Within one of these posts dedicated to her hotness, someone asked if she were still using Fuzzi Bunz for her 2-year-old.  Which, in turn, led to me googling them to find out what all the hubbub was about.  And THAT, my friends, is the circuitous road that led me here.  My Internet browsing is much like my thought pattern: pathological.

When E was born, trying to use cloth diapers probably would have pushed me over the edge.  As if changing his outfits every five minutes (due to various bodily emissions emerging to maliciously taint the innocent purity of Pooh Bear and the like) wasn't enough laundry for me to consider, add a bunch of nappies in the bunch and tell me I have to empty and wash them? I don't think so. 
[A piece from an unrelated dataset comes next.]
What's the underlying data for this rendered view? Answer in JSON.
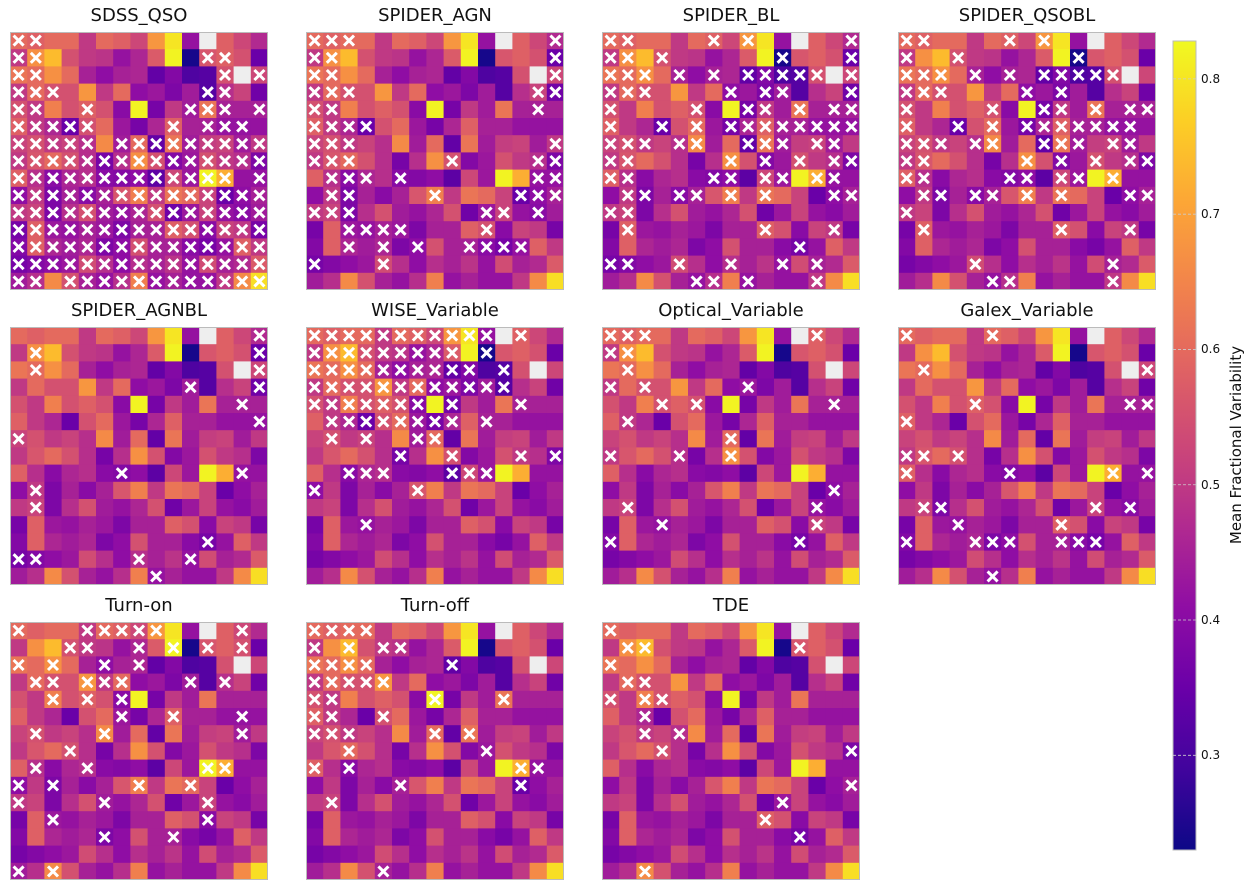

In my next life, however, when I have another mini-me, and I am more put-together/organized/prepared/energetic/creative/joyful and never tired (see, this is why I call this my next life), I want to use these.  Call me a want-to-be hippy, tell me you can smell oatmeal, I can take it.  Because in this current life, I happen to enjoy being eco-friendly (in the few ways I'm not too lazy to do so), and take great joy out of the fact that my son and even my husband (hardbitten destroyer of Mother Nature that he was) have fallen in with this little personality flaw of mine.

Honestly, though, I think the fact that they come in different colors is what clinched it for me, though.

Next I'll be making my own baby food, and then you'll know I've really lost it.